C’è una vicenda che ancora pochi conoscono nell’affaire Telecom Italia. Lo scorso 23 settembre Marco Fossati, azionista con il 5% delle azioni dell’ex-monopolista telefonico, secondo indiscrezioni raccolte e confermate in ambienti finanziari si sarebbe recato in Mediobanca.
A riceverlo e incontrarlo c’era l’amministratore delegato di Mediobanca, Alberto Nagel. Cosa si sarebbero detti in quella sede Fossati e Nagel? Durante l’incontro, cordiale e disteso, secondo le indiscrezioni il banchiere di piazzetta Cuccia avrebbe esposto il piano che, nelle ore successive, sarebbe stato annunciato: cioè l’operazione Telefonica-Telco del 24 settembre, che ha portato il gruppo telefonico spagnolo ad avere il controllo (di fatto) su Telecom Italia.
Quello che sarebbe avvenuto nei giorni successivi, secondo ricostruzioni attendibili, è altrettanto esclusivo e non noto. Infatti, sempre secondo i rumors, Fossati, che sul tema non rilascia commenti a Il Sole 24 Ore, avrebbe contattato Telefonica per cedere il suo pacchetto azionario, senza tuttavia trovare l’accordo voluto.
Da quel momento, nelle due settimane successive, la situazione cambia radicalmente copione. Venerdì 11 ottobre la Findim di Marco Fossati sale sopra la soglia rilevante del 5%, passando, dal 4,99% al 5,004 per cento del gruppo telefonico.
E nel frattempo, mentre il presidente esecutivo Franco Bernabè si mette in trincea e comincia a meditare sul possibile abbandono della partita, Fossati prepara la contromossa. Il 17 ottobre il manager chiede di azzerare il consiglio di amministrazione di Telecom Italia. Con il suo 5% Findim inoltra la richiesta di «convocazione dell’assemblea ai sensi dell’articolo 2367 del codice civile».
Il 23 ottobre Fossati parte per un viaggio d’affari tra Londra e New York, le due capitali della finanza e dei grandi fondi d’investimento.
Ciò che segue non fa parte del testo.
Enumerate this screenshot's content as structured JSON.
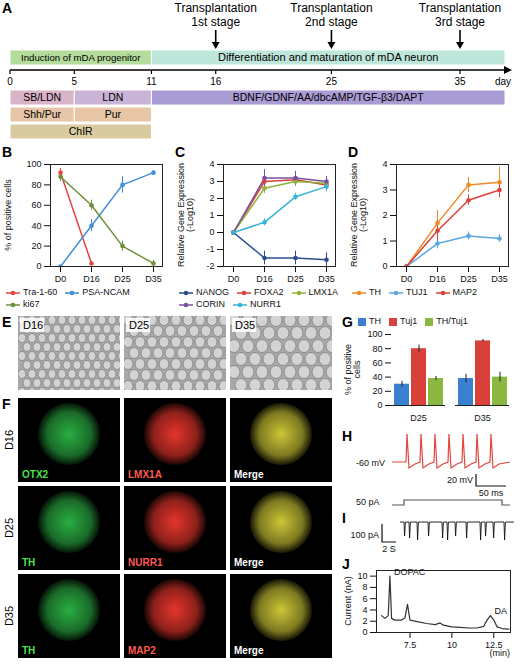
{
  "timeline": {
    "panel": "A",
    "axis_label": "day",
    "ticks": [
      0,
      5,
      11,
      16,
      25,
      35
    ],
    "transplantations": [
      {
        "day": 16,
        "label": "Transplantation",
        "stage": "1st stage"
      },
      {
        "day": 25,
        "label": "Transplantation",
        "stage": "2nd stage"
      },
      {
        "day": 35,
        "label": "Transplantation",
        "stage": "3rd stage"
      }
    ],
    "phases": [
      {
        "label": "Induction of mDA progenitor",
        "start": 0,
        "end": 11,
        "color": "#b4dc9c"
      },
      {
        "label": "Differentiation and maturation of mDA neuron",
        "start": 11,
        "color": "#bfe6da"
      }
    ],
    "treatment_rows": [
      [
        {
          "label": "SB/LDN",
          "start": 0,
          "end": 5,
          "color": "#d9b3c6"
        },
        {
          "label": "LDN",
          "start": 5,
          "end": 11,
          "color": "#c9b3d6"
        },
        {
          "label": "BDNF/GDNF/AA/dbcAMP/TGF-β3/DAPT",
          "start": 11,
          "color": "#a99bd3"
        }
      ],
      [
        {
          "label": "Shh/Pur",
          "start": 0,
          "end": 5,
          "color": "#e6c6a6"
        },
        {
          "label": "Pur",
          "start": 5,
          "end": 11,
          "color": "#e6c6a6"
        }
      ],
      [
        {
          "label": "ChIR",
          "start": 0,
          "end": 11,
          "color": "#d9cba0"
        }
      ]
    ]
  },
  "chart_data": [
    {
      "panel": "B",
      "type": "line",
      "ylabel": "% of positive cells",
      "categories": [
        "D0",
        "D16",
        "D25",
        "D35"
      ],
      "ylim": [
        0,
        100
      ],
      "yticks": [
        0,
        20,
        40,
        60,
        80,
        100
      ],
      "marker": "circle",
      "legend": "bottom",
      "series": [
        {
          "name": "Tra-1-60",
          "color": "#e2463f",
          "values": [
            92,
            3,
            null,
            null
          ],
          "errors": [
            4,
            2,
            null,
            null
          ]
        },
        {
          "name": "PSA-NCAM",
          "color": "#3f8fd8",
          "values": [
            0,
            40,
            80,
            92
          ],
          "errors": [
            0,
            6,
            8,
            2
          ]
        },
        {
          "name": "ki67",
          "color": "#6f8f3a",
          "values": [
            88,
            60,
            20,
            3
          ],
          "errors": [
            5,
            5,
            5,
            3
          ]
        }
      ]
    },
    {
      "panel": "C",
      "type": "line",
      "ylabel": "Relative Gene Expression (-Log10)",
      "categories": [
        "D0",
        "D16",
        "D25",
        "D35"
      ],
      "ylim": [
        -2,
        4
      ],
      "yticks": [
        -2,
        -1,
        0,
        1,
        2,
        3,
        4
      ],
      "marker": "circle",
      "legend": "bottom",
      "series": [
        {
          "name": "NANOG",
          "color": "#2a4d8f",
          "values": [
            0,
            -1.5,
            -1.5,
            -1.6
          ],
          "errors": [
            0,
            0.4,
            0.4,
            0.4
          ]
        },
        {
          "name": "FOXA2",
          "color": "#d9413b",
          "values": [
            0,
            3.0,
            3.1,
            2.8
          ],
          "errors": [
            0,
            0.3,
            0.2,
            0.3
          ]
        },
        {
          "name": "LMX1A",
          "color": "#8fb33b",
          "values": [
            0,
            2.6,
            3.0,
            2.9
          ],
          "errors": [
            0,
            0.3,
            0.3,
            0.3
          ]
        },
        {
          "name": "CORIN",
          "color": "#7a4fa0",
          "values": [
            0,
            3.2,
            3.2,
            3.0
          ],
          "errors": [
            0,
            0.5,
            0.4,
            0.3
          ]
        },
        {
          "name": "NURR1",
          "color": "#35b5d8",
          "values": [
            0,
            0.6,
            2.1,
            2.7
          ],
          "errors": [
            0,
            0.2,
            0.2,
            0.3
          ]
        }
      ]
    },
    {
      "panel": "D",
      "type": "line",
      "ylabel": "Relative Gene Expression (-Log10)",
      "categories": [
        "D0",
        "D16",
        "D25",
        "D35"
      ],
      "ylim": [
        0,
        4
      ],
      "yticks": [
        0,
        1,
        2,
        3,
        4
      ],
      "marker": "circle",
      "legend": "bottom",
      "series": [
        {
          "name": "TH",
          "color": "#f08a24",
          "values": [
            0,
            1.7,
            3.2,
            3.3
          ],
          "errors": [
            0,
            0.5,
            0.3,
            0.6
          ]
        },
        {
          "name": "TUJ1",
          "color": "#5aa9e0",
          "values": [
            0,
            0.9,
            1.2,
            1.1
          ],
          "errors": [
            0,
            0.2,
            0.15,
            0.15
          ]
        },
        {
          "name": "MAP2",
          "color": "#d9413b",
          "values": [
            0,
            1.4,
            2.6,
            3.0
          ],
          "errors": [
            0,
            0.4,
            0.2,
            0.3
          ]
        }
      ]
    },
    {
      "panel": "G",
      "type": "bar",
      "ylabel": "% of positive cells",
      "categories": [
        "D25",
        "D35"
      ],
      "ylim": [
        0,
        100
      ],
      "yticks": [
        0,
        20,
        40,
        60,
        80,
        100
      ],
      "legend": "top",
      "series": [
        {
          "name": "TH",
          "color": "#3b7fd0",
          "values": [
            30,
            38
          ],
          "errors": [
            4,
            6
          ]
        },
        {
          "name": "Tuj1",
          "color": "#d9413b",
          "values": [
            80,
            91
          ],
          "errors": [
            5,
            2
          ]
        },
        {
          "name": "TH/Tuj1",
          "color": "#8ab840",
          "values": [
            38,
            40
          ],
          "errors": [
            3,
            7
          ]
        }
      ]
    },
    {
      "panel": "J",
      "type": "line",
      "ylabel": "Current (nA)",
      "xlabel": "(min)",
      "x": [
        5.8,
        6.0,
        6.2,
        6.3,
        6.4,
        6.6,
        7.0,
        7.2,
        7.35,
        7.5,
        8.0,
        8.5,
        9.0,
        9.3,
        9.5,
        10.0,
        10.5,
        11.0,
        11.5,
        11.9,
        12.1,
        12.3,
        12.5,
        12.7,
        13.0,
        13.4
      ],
      "values": [
        3.0,
        2.5,
        3.0,
        10,
        2.5,
        2.2,
        2.2,
        2.6,
        5,
        2.2,
        1.9,
        1.6,
        1.4,
        1.7,
        1.3,
        1.0,
        0.9,
        0.8,
        0.8,
        1.1,
        2.2,
        3.0,
        2.2,
        1.0,
        0.7,
        0.6
      ],
      "color": "#333333",
      "xlim": [
        5.5,
        13.5
      ],
      "xticks": [
        7.5,
        10,
        12.5
      ],
      "ylim": [
        0,
        11
      ],
      "yticks": [
        0,
        2,
        4,
        6,
        8,
        10
      ],
      "annotations": [
        {
          "text": "DOPAC",
          "x": 6.3,
          "y": 10
        },
        {
          "text": "DA",
          "x": 12.3,
          "y": 3.0
        }
      ]
    }
  ],
  "phase_contrast": {
    "panel": "E",
    "images": [
      "D16",
      "D25",
      "D35"
    ]
  },
  "immunostaining": {
    "panel": "F",
    "rows": [
      {
        "label": "D16",
        "channels": [
          "OTX2",
          "LMX1A",
          "Merge"
        ]
      },
      {
        "label": "D25",
        "channels": [
          "TH",
          "NURR1",
          "Merge"
        ]
      },
      {
        "label": "D35",
        "channels": [
          "TH",
          "MAP2",
          "Merge"
        ]
      }
    ]
  },
  "electrophysiology": [
    {
      "panel": "H",
      "holding": "-60 mV",
      "scale_y": "20 mV",
      "scale_x": "50 ms",
      "stimulus": "50 pA"
    },
    {
      "panel": "I",
      "scale_x": "2 S",
      "scale_y": "100 pA"
    }
  ]
}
La strategia, dopo la richiesta di convocazione di un’assemblea generale ordinaria per revocare la maggioranza del consiglio, è ormai chiara: cercare le alleanze per battere Telefonica-Telco in assemblea e fare di Telecom Italia una grande public company, cioè un modello d’impresa a proprietà diffusa .
A New York Fossati avrebbe incontrato uno dei grandi azionisti istituzionali di Telecom Italia, cioè Blackrock (possessore di una partecipazione del 5,132%). Nel suo viaggio d’affari Fossati, secondo alcune ricostruzioni, avrebbe incontrato anche alcuni grandi hedge fund stranieri.
Il piano è ormai definito: creare un blocco di alleati che possa superare la soglia del 20%. Così l’imprenditore di Findim potrebbe arrivare in assemblea per giocarsi la partita con Telefonica-Telco, che possiede il 22,4 per cento. Oggi infatti gli investitori istituzionali, italiani ed esteri, controllano circa il 30% del capitale del gruppo telefonico.
Si arriva quindi all’altro ieri. Fossati da Londra dove sta incontrando i grandi investitori, manda una dichiarazione al vetriolo. «I soci italiani di Telco e i loro relativi consiglieri nel Cda di Telecom Italia dovrebbero avere la decenza di non fare dichiarazioni a favore di Telefonica soprattutto in conseguenza della loro uscita e cessione alla stessa. Se fossero sinceri nelle loro espressioni non avrebbero dovuto vendere la loro posizione, lasciando tutte le minoranze in mano al comando di Telefonica. Non si tratta di dare il benestare per il comando a gruppi stranieri o italiani ma bensì se consegnare il comando della società a gruppi che realmente abbiano a cuore la valorizzazione di Telecom Italia oppure opportunisticamente i propri interessi, sborsando pochi denari e tenendo in minoranza l’85% dell’azionariato».
Per i prossimi colpi di scena bisognerà dunque aspettare il Cda di Telecom Italia del 7 novembre, che dovrà convocare l’assemblea da tenersi intorno a metà dicembre. A quel punto si saprà davvero se le azioni – come ha spiegato Fossati – «si devono contare e non pesare».